1. using the Windows To Go Creator Wizard;
2. using a script (PowerShell + utilities for working with DISM or ImageX images);
3. using the User Self-Provisioning tool in System Center 2012 Configuration Manager SP1.

If the Windows To Go Creator Wizard is selected for the WTG deployment, then on the computer on which you plan to create the WTG, you will need to use the Windows 8 Enterprise

Each of the methods described above presupposes the preparation of a wim file (Windows Imaging Format is an oriented disk image format). WIM-file can contain not only the files of the operating system, but also a pre-configured OS with installed standard software.



This file can be obtained in several ways:

• Use the install.wim file located on the disk with the OS distribution in the / sources folder. In this case, we get a "clean" OS. However, in the latest versions of Windows, the OS image file is in ESD format, so it may be necessary to convert ESD to WIM format.
  
  
  
  
• Create a wim image of a pre-prepared OS using Microsoft's WAIK automated installation tools. Of course, the advantage of this method is the fact that when preparing the OS you can make the necessary settings and install a standard set of software.
  
  
  
  
• Also, using third-party software, you can create a wim file by converting a virtual hard disk vhd file.

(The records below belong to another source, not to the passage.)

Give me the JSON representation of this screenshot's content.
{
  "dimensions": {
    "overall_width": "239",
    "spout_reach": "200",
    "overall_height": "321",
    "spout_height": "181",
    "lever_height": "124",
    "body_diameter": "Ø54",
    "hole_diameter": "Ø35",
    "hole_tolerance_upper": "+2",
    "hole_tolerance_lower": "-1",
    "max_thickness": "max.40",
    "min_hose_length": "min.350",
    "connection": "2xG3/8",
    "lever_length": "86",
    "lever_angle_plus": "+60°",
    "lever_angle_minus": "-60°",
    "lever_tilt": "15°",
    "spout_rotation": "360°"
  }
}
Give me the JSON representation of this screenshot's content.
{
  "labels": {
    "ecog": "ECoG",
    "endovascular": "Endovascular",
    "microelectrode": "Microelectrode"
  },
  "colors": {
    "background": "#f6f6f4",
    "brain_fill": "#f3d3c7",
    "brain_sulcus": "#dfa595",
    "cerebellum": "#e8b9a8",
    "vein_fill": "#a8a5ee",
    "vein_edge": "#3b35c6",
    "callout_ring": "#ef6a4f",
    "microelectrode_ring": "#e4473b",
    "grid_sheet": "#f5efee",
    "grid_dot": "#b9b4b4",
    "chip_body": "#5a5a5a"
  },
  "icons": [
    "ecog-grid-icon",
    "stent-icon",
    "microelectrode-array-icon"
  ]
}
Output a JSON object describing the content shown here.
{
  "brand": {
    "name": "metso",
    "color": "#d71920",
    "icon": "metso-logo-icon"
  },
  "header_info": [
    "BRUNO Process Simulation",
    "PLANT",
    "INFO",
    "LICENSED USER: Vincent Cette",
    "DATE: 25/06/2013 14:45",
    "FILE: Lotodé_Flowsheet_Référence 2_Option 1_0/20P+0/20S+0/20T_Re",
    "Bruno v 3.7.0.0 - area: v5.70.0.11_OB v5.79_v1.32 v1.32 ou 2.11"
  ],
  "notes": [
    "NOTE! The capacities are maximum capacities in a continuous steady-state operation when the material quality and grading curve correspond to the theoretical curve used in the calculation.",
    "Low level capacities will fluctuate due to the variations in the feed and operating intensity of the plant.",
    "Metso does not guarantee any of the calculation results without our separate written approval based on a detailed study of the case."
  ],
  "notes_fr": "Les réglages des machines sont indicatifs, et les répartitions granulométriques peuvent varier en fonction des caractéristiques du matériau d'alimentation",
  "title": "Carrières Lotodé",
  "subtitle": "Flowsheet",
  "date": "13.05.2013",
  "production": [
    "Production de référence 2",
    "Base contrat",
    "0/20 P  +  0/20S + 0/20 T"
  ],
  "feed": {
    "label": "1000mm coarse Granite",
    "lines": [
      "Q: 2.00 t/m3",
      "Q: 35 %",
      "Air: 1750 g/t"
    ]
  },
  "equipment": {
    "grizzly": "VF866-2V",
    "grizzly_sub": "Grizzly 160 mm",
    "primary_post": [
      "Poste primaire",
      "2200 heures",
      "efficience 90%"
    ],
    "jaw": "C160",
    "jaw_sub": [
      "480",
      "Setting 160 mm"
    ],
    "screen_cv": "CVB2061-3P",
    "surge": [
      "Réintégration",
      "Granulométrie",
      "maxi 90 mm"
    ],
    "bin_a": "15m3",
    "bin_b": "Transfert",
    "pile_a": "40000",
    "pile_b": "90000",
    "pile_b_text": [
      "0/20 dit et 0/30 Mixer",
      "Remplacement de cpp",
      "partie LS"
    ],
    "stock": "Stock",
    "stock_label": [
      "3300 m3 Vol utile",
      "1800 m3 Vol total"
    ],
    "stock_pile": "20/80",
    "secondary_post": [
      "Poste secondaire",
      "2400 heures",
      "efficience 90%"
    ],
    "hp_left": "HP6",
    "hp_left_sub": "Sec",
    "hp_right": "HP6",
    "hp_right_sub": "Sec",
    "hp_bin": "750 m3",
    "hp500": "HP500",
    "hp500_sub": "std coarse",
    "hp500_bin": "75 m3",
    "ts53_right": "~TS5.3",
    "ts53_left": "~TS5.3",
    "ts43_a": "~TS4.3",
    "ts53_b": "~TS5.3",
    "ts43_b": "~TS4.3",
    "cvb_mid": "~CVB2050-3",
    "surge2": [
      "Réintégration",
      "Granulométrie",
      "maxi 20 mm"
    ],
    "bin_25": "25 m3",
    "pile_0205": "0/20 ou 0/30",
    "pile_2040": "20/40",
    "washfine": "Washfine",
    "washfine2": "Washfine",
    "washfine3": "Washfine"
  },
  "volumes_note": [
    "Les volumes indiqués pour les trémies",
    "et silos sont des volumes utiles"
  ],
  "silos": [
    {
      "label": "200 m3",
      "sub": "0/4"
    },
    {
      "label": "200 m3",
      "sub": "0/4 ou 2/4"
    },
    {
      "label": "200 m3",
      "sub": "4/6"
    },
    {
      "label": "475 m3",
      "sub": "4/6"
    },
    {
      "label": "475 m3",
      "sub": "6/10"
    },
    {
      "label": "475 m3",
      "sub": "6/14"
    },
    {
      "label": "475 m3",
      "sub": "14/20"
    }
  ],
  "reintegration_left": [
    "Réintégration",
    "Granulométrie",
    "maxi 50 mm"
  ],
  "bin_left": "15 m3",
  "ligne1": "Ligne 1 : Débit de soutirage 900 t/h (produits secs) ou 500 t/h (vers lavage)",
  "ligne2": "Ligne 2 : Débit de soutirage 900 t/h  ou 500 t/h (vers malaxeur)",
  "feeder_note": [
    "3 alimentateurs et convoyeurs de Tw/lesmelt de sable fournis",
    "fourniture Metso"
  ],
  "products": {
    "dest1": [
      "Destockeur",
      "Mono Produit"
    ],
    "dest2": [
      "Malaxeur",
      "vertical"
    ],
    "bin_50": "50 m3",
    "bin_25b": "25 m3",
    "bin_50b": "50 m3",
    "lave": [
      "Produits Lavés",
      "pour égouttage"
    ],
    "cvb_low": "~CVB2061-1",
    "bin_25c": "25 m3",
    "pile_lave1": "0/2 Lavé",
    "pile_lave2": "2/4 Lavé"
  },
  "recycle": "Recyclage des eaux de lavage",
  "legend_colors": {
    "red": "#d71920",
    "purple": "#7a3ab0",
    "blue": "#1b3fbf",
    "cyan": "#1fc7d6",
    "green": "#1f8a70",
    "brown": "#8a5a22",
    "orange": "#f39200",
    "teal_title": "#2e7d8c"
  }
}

WIN file must contain Windows 8 Enterprise. Other OS editions are not supported by Windows To Go.

Bitlocker

In the case of Windows To Go, encrypting the alienable media using BitLocker Drive Encryption technology is a mandatory requirement, since the disk can contain confidential information containing data that can be attributed to trade secrets or to personal data of partners, employees or customers of the company. BitLocker (full name BitLocker Drive Encryption) - data protection technology by full disk encryption, which is part of the operating systems Microsoft Windows Vista Ultimate / Enterprise, Windows 7 Ultimate / Enterprise, Windows Server 2008 R2, Windows 8, Windows 8.1 and Windows 10 With BitLocker, you can encrypt a logical drive, SD card or USB drive. At the same time, AES 128 and AES 256 encryption algorithms are supported.



The key itself can be stored on a USB drive, in a hardware TPM module or on a hard disk.



To obtain a key from the TPM, an additional method of user authentication using a USB key and / or password can be configured.



If a trusted platform module is absent on the motherboard used, or if a USB-drive with Windows To Go is used as the download and encryption object, the encryption key must be stored on an external USB-drive or a password can be used instead of the encryption key. In order to configure access to the encrypted media via USB-drive or password, you need to make changes to local group policies.

Conclusion

As a result of the considered combination of DirectAccess, Windows To Go and BitLocker technologies, we get a solution that will allow:

• remote employees to feel “as in the workplace”, while being anywhere in the world where there is a computer connected to the Internet;
  
  
• not to modify or supplement the software of the computer used;
  
  
• employees to work in any division of the company, on any free computer, using pre-configured software and the necessary files;
  
  
• ensure the confidentiality of data stored on a portable device in case of loss of the carrier or contact with persons who do not have authorized access to the specified data and resources of the corporate network;
  
  
• use the built-in two-factor authentication with OTP;
  
  
• organizational units responsible for technical user support, administration of system and application software, as well as providing information security systems, do not lose contact with remote systems and keep them up to date;
  
  
• Manage Internet traffic from remote clients by sending it through a corporate proxy server.
  
  

From the above, we can conclude that the sharing of the described technologies allows for the implementation of a remote connection to the corporate environment controlled by the organization’s services, not tied to specific client equipment and having a high degree of security.



In the next chapter, I will describe the practical implementation of the above described remote access system.